En juin 2013, le lanceur d’alerte Edward Snowden a révélé que l’Agence nationale de sécurité (NSA) des États-Unis était autorisée à surveiller l’utilisation des réseaux téléphoniques et d’Internet dans 193 pays du monde. À la faveur d’un aperçu des capacités de surveillance de cette agence, il a été révélé qu’elle recueillait 5 milliards de localisations de téléphones portables par jour et 42 milliards d’enregistrements sur Internet – courriers électroniques et historiques de navigation – par mois.

L’opposition à la surveillance de masse par les États-Unis est la plus forte au Brésil et en Allemagne

L’opposition la plus farouche à l’interception, la conservation et l’analyse par les États-Unis d’informations sur l’utilisation d’Internet a été observée au Brésil (80 % contre) et en Allemagne (81 %).

Les révélations d’Edward Snowden ont suscité un tollé dans les deux pays après qu’il a été signalé que même les communications téléphoniques de Dilma Rousseff, la présidente brésilienne, et d’Angela Merkel, la chancelière allemande, avaient été surveillées par les États-Unis.

Même en France, le pays où l’opposition est la moins forte, la majorité des sondés (56 %) sont quand même contre la surveillance exercée par les États-Unis. Le sondage a été effectué après l’attentat à Charlie Hebdo.

Des alliés cruciaux des États-Unis sont également opposés à cette surveillance

Les États-Unis partagent les fruits de leur programme de surveillance de masse avec l’Australie, le Canada, la Nouvelle-Zélande et le Royaume-Uni au sein de l’alliance dite des « Cinq yeux ». Même dans ces pays, les personnes s’opposant à la surveillance américaine (70 %) sont plus de trois fois plus nombreuses que celles qui la soutiennent (17 %).

« Le message est clair : même les citoyens des pays les plus étroitement liés aux États-Unis ne veulent pas que des informations sur leur utilisation d’Internet soient enregistrées par les gouvernements.
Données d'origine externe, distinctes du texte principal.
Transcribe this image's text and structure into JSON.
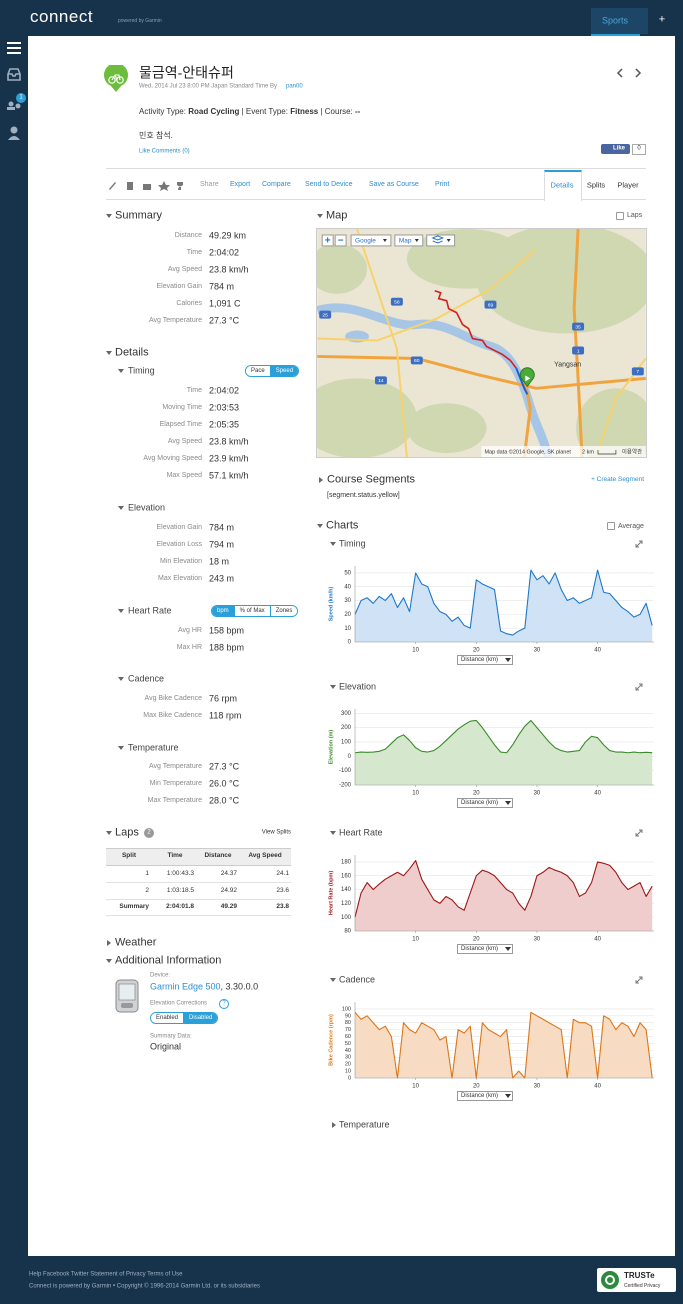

Le Royaume-Uni et les autres membres des Cinq yeux doivent expliquer de manière transparente à leurs citoyens comment ils partagent le butin de la surveillance – nos données personnelles », a déclaré Salil Shetty.

Les entreprises du secteur des technologies sont priées d’aider, et non pas d’entraver les droits à la vie privée

Beaucoup des sondés (60 %) pensent par ailleurs que les entreprises spécialistes des nouvelles technologies – comme Google, Microsoft et Yahoo – ont le devoir de les aider à sécuriser leurs données personnelles face aux ingérences gouvernementales, tandis que ceux qui ne s’opposent pas à ce que ces sociétés permettent aux autorités d’avoir accès à ces informations sont minoritaires (26 %).

En 2013, la divulgation de documents de la NSA nous a appris que des entreprises du secteur des technologies ont coopéré avec les autorités américaines afin de faciliter un suivi de l’utilisation de leurs applications par les internautes, comme les messageries électroniques et les plateformes de médias sociaux.

« Les entreprises technologiques ont un choix à faire concernant le futur d’Internet. Doit-il s’agir d’un espace d’expression ou de répression ? Elles peuvent demander à leurs utilisateurs d’abandonner leurs droits à la vie privée lorsqu’ils se connectent, ou leur donner le contrôle de leurs données personnelles », a déclaré Salil Shetty.

La surveillance sur le territoire national

Dans l’ensemble des 13 pays examinés dans ce sondage, les personnes interrogées ne voulaient pas que leur propre gouvernement intercepte, conserve et analyse les informations relatives à l’utilisation qu’elles faisaient de leur téléphone et d’Internet. En moyenne, les sondés opposés à ce que leur gouvernement exerce une surveillance (59 %) étaient deux fois plus nombreux que ceux qui approuvaient (26 %).

Les populations les plus hostiles à l’idée d’une surveillance de masse effectuée par leur propre gouvernement se trouvaient là encore au Brésil (65 %) et en Allemagne (69 %). En Espagne, où les informations selon lesquelles la NSA avait écouté 60 millions de communications téléphoniques ont suscité une vive indignation en 2013, les sondés y étaient également majoritairement opposés (67 %).

La majorité des citoyens américains (63 %) se sont prononcés contre le système de surveillance de leur gouvernement, tandis que seulement 20 % y sont favorables.

« Les gens veulent être suivis par leurs amis, pas par leur gouvernement. Ils ne veulent pas vivre constamment sous le regard scrutateur d’un système de surveillance à la Big Brother », a déclaré Salil Shetty.

L’ennemi à l’intérieur ?

Les opinions vis-à-vis de la surveillance sont cependant très différentes lorsqu’elle concerne des étrangers vivant dans un pays d’accueil. Sur les 13 pays examinés, les sondés sont un peu plus nombreux (45 % en moyenne) à se prononcer pour la surveillance gouvernementale de l’utilisation des réseaux téléphoniques et d’Internet par les étrangers dans leur pays, que contre (40 %).

La France et le Royaume-Uni sont en tête des pays en faveur de la surveillance des étrangers sur leur territoire, les personnes y étant favorables étant deux fois plus nombreuses (54 % et 55 % respectivement) que celles qui sont contre (27 % et 26 %).

De même, la moitié des citoyens américains interrogés estimaient que leur gouvernement devait effectuer un suivi de l’utilisation d’Internet et du téléphone par les étrangers se trouvant aux États-Unis, tandis que seulement 30 % y étaient opposés.

« Le fait que les gens soient plus disposés à accepter que leur gouvernement suivent les étrangers qu’eux-mêmes illustre peut-être le climat de peur suscité afin de justifier la surveillance. Les gouvernements doivent lutter contre la xénophobie et admettre que sacrifier les droits humains ne renforcera pas la sécurité », a déclaré Salil Shetty.

Amnesty International a déjà intenté des actions en justice contre les gouvernements américain et britannique dans le but de limiter la surveillance de masse non ciblée. L’organisation donne le coup d’envoi de sa nouvelle campagne, #UnfollowMe, demandant aux gouvernements de faire des efforts en matière de supervision et de transparence autour de la surveillance de masse.